As you advance in your college career, removed from the competitive play in the sport you loved, there will be subtle reminders. Every now and again your roommate may ask you what it felt like to play in the Shrine Game or what the best part about playing on a state championship team was. Your high school buddies may reminisce about the time you scored 26 points against your cross-town rivals or the time you shot a front side 31, but you will never receive the recognition like you did in high school.
You are now just a regular guy, another nobody among 40,000 individuals who have made their way to this university.
Next door lives a state champion in swimming whose life no longer consists of a rigorous training schedule in the pool.

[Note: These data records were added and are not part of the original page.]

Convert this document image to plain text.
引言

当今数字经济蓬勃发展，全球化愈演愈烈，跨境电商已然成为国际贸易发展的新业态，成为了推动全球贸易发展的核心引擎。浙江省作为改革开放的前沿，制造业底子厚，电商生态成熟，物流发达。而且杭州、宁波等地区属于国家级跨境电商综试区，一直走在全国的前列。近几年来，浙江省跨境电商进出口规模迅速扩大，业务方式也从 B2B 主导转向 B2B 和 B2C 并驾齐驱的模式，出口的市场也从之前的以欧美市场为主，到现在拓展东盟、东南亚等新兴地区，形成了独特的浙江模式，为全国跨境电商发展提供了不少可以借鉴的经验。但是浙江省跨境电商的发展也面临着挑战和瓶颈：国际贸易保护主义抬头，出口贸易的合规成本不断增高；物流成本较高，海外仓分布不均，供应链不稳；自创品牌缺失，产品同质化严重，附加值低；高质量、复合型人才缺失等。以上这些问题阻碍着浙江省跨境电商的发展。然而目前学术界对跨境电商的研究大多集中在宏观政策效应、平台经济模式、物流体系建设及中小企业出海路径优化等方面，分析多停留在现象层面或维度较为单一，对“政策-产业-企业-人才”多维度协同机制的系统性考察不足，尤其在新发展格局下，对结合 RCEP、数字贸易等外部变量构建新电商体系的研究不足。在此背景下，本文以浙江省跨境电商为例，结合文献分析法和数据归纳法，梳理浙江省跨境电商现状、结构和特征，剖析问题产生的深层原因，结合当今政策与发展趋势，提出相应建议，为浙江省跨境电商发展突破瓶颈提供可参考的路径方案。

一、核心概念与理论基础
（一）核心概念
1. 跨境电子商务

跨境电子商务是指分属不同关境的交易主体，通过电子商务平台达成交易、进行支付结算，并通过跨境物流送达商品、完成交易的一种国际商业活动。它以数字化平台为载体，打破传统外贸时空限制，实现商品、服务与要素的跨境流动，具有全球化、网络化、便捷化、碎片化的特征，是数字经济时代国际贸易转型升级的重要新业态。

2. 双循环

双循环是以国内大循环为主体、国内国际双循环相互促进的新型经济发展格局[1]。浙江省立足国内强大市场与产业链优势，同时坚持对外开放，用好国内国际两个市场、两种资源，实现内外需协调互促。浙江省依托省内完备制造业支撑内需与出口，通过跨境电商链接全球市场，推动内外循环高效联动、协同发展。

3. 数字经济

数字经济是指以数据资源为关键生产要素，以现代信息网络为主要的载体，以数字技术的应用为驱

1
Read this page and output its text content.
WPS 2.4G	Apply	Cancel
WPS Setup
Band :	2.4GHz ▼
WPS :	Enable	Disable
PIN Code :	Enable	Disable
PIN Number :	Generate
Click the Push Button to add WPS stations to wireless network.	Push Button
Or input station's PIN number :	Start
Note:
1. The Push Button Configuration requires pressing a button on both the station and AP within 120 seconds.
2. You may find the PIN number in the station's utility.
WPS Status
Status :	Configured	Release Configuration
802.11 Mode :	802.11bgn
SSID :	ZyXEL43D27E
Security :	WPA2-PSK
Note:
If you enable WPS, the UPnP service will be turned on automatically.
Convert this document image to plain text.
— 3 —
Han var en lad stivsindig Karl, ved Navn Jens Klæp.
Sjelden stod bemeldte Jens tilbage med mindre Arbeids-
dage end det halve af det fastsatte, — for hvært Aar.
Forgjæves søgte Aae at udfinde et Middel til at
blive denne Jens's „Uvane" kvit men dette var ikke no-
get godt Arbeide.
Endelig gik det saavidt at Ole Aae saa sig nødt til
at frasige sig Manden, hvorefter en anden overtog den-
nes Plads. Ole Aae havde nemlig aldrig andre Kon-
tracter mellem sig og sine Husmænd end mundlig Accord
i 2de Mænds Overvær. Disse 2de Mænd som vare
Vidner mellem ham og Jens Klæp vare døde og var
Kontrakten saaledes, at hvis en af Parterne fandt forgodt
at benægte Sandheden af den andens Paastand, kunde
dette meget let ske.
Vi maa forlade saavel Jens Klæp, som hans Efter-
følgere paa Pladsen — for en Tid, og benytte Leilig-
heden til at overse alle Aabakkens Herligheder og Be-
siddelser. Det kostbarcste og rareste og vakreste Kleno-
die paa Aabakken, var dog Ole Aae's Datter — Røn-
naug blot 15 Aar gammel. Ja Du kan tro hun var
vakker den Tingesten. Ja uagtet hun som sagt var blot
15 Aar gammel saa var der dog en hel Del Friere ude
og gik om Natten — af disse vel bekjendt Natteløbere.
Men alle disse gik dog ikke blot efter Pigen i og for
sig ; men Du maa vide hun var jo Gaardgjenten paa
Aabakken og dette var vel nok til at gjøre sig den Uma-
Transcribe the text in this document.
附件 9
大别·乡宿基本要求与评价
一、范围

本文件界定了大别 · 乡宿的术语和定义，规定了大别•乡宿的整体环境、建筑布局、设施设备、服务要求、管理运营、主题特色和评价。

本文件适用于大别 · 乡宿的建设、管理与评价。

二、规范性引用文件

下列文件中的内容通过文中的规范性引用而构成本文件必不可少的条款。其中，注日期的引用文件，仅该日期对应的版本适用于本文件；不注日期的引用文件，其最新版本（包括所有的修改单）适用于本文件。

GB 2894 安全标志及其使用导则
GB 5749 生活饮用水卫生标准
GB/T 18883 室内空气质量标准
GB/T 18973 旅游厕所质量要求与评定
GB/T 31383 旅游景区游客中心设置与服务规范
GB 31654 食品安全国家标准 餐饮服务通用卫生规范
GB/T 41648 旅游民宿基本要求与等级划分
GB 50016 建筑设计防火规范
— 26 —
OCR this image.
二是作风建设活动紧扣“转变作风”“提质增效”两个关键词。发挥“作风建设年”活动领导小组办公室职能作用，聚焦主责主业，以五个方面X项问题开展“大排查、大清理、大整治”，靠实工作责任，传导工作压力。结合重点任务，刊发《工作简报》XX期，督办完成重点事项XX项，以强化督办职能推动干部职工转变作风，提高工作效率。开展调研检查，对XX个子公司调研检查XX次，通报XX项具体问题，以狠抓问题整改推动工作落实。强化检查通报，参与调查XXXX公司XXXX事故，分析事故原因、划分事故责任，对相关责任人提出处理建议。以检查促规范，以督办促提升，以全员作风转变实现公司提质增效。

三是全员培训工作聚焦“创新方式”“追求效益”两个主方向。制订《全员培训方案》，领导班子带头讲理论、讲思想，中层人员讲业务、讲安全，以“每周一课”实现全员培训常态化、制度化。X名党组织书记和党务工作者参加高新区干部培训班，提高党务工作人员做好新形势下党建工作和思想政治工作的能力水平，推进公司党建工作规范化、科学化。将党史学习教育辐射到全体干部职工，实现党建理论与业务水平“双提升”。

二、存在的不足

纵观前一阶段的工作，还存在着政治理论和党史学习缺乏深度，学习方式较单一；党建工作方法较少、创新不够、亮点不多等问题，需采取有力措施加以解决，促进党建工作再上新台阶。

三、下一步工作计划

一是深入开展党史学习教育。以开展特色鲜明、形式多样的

He’s just Bryan to most of us, and we know him mostly as an Army reserve. Instead of hearing about the breaststroke, we hear about grenade-throwing. His life has changed, and the sport he loved may have been the biggest casualty.
Life at college results in a huge transformation for the high school hero. The talk of the town has been resolved to a notation in history; you’re a brief passing of greatness that today only garners a hometown wave from old man Ripple and a gentle hello from Mrs. Wilson. At college you have to re-establish yourself on the athletic playing field.
If you didn’t make the team here, it’s hard to gain the respect you once had. There is no wall of fame at the SERF for the team that won 19 games in a row and no record board in the Witte backyard that shows who had the most aces in a volleyball match. Here we earn each little ounce of respect through every second of participation.
The high school athlete has to hustle in college or else he won’t be picked up in the next game. There are no substitutions here; there are no coaches to help build your game. It’s all about sweat and tears.
We’re left doing sit-ups in our room; a football star, a tennis phenom and a less than prolific golfer working out on the same level. In college it’s suddenly harder to work off those excess calories; maybe those late-night pizza runs and all-night parties are starting to catch up with us. No longer can the high school athlete skate by on good metabolism and talent alone.
And so the high school athlete is at peril of seeing their future wasted away on a couch, where talks of state championships are accompanied by a case of beer. The champions have to work harder then ever once they get to college. After all, you didn’t think your letterman jacket would truly impress anyone, did you?
Here you are, the high school athlete, alone in the memories of what you once were. You truly have two options — compete every day and hope you don’t lose your edge, or sit back relax and enjoy your new life of normalcy. Either way you’ll likely have fun; just don’t continue to bring up your past if you can’t still put the game behind the words.
So you say you’re a state champion? Check ball and prove it.